As the next major step to align each of the three high schools schedules in the Issaquah School District, administrators encourage parents and students to become involved with the Liberty High School Schedule Committee that will be formed this month.

The parent and student application and a timeline of the project are available online now.

Applications are due to Kathy Schroeder in Liberty’s main office by May 18, and parents of Maywood Middle School and Liberty students are especially encouraged to apply.

The school will continue with the same eight-period schedule for the 2012-13 school year. Issaquah and Skyline high schools have a six-period daily schedule in place, while Liberty has eight.

ISD Superintendent Steve Rasmussen required action on the topic after a high school scheduling committee was formed last year to take on and rectify problems associated with the schedules.

In the scheduling committee’s final report, two main issues emerged: the need to increase student and teacher interaction time at Liberty and provide student access to more courses throughout the school year, especially at Issaquah and Skyline.

Because of Liberty’s eight?period block schedule, it is approximately 24 hours under the requirement and approximately 36 hours below Issaquah and Skyline High Schools, which have six period schedules, Rasmussen wrote in a statement to students, staff and parents in January.

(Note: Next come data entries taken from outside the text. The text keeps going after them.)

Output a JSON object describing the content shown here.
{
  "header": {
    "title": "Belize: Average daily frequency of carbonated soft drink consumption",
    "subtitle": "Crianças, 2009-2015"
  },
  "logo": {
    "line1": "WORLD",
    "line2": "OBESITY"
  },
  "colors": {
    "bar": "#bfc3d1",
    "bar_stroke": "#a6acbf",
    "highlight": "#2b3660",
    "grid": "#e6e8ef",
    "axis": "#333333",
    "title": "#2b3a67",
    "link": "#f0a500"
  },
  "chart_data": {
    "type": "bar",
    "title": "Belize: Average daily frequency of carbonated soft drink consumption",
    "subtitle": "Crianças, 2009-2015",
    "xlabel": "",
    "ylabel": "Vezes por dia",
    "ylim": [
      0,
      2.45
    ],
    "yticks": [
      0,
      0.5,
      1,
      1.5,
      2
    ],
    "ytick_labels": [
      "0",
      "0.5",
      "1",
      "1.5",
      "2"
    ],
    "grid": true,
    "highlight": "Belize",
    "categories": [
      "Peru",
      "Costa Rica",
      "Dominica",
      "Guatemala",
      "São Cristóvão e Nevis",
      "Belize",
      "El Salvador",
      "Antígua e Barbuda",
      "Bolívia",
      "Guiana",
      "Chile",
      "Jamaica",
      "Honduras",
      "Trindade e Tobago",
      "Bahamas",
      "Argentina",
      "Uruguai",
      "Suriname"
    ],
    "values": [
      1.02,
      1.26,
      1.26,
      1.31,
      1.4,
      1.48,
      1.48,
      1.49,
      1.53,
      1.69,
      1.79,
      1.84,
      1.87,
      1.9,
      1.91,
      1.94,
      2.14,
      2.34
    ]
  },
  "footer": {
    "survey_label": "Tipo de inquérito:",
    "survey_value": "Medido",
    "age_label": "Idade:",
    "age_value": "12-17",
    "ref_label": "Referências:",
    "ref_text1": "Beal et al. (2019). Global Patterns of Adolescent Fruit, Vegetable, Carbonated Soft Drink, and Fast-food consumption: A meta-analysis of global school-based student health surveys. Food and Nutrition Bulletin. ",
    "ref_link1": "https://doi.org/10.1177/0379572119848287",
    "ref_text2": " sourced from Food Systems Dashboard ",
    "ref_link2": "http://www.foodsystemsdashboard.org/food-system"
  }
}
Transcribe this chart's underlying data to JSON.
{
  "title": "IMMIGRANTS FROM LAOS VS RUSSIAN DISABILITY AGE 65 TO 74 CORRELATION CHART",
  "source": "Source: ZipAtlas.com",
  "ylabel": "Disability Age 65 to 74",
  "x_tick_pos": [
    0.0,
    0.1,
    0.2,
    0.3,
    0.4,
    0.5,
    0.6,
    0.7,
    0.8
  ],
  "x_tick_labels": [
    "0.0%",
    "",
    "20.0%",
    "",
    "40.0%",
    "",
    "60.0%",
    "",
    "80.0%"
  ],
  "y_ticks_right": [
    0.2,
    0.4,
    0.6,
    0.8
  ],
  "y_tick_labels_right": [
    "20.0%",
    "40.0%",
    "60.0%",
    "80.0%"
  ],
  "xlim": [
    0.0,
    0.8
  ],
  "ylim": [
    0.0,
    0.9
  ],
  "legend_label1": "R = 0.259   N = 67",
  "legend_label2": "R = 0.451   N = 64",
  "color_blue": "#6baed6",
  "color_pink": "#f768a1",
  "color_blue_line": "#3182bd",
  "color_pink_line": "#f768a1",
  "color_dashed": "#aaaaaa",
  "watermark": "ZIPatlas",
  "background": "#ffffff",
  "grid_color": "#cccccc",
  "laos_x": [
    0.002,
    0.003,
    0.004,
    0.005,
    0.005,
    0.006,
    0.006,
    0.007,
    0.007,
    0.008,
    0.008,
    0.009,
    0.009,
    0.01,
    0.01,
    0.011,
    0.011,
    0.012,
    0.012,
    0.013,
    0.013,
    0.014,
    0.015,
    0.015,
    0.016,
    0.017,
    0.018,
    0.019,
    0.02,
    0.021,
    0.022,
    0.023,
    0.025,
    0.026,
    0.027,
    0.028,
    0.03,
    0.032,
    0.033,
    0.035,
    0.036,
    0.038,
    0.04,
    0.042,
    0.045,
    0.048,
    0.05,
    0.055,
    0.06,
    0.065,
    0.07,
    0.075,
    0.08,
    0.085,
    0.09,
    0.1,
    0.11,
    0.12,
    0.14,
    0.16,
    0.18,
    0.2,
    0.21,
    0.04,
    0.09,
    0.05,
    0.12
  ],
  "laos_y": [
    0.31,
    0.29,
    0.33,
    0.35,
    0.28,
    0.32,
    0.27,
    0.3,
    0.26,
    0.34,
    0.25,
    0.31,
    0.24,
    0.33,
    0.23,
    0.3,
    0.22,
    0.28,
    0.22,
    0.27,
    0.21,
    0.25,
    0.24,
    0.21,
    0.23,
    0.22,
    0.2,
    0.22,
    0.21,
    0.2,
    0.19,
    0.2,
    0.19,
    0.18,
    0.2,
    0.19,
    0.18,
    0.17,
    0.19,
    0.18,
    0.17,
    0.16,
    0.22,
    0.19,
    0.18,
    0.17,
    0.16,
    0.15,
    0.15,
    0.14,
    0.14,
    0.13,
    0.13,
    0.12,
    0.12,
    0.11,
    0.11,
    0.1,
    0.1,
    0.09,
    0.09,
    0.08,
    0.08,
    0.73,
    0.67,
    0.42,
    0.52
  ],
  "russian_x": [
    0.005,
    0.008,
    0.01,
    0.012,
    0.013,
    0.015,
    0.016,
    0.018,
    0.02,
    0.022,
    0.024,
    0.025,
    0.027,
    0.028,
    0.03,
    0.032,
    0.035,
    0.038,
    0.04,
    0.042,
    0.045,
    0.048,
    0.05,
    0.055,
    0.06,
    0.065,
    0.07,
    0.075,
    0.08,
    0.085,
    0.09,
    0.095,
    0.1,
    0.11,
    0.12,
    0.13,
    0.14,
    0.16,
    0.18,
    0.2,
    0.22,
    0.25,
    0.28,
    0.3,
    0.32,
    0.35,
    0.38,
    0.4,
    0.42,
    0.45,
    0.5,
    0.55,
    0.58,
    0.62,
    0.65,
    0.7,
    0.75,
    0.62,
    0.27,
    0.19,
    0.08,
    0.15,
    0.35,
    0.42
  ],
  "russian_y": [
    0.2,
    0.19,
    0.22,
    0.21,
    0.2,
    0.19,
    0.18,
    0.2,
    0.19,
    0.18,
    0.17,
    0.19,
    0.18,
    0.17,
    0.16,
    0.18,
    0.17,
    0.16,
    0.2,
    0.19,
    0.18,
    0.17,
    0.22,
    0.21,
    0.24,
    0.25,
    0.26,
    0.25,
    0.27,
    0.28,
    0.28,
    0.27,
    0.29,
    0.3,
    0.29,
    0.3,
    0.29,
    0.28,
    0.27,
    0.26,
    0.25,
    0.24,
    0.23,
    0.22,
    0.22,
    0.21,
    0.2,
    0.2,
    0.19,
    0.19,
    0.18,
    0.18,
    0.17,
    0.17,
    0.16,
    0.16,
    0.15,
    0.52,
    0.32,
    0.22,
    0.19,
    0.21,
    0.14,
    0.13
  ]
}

Rasmussen outlined the beginning of the 2013-14 school year as the final date for implementation on a new schedule. The Liberty schedule committee will meet between September and November and submit a new schedule proposal to Rasmussen on Nov. 7.

“The goal of a common schedule is important because it will allow sharing of resources, an improved educational experience, standardized professional development and comparable expectations around pacing and instruction, and potential for increased opportunities for all students to access courses and programs that do not exist in a student’s home school,” he stated.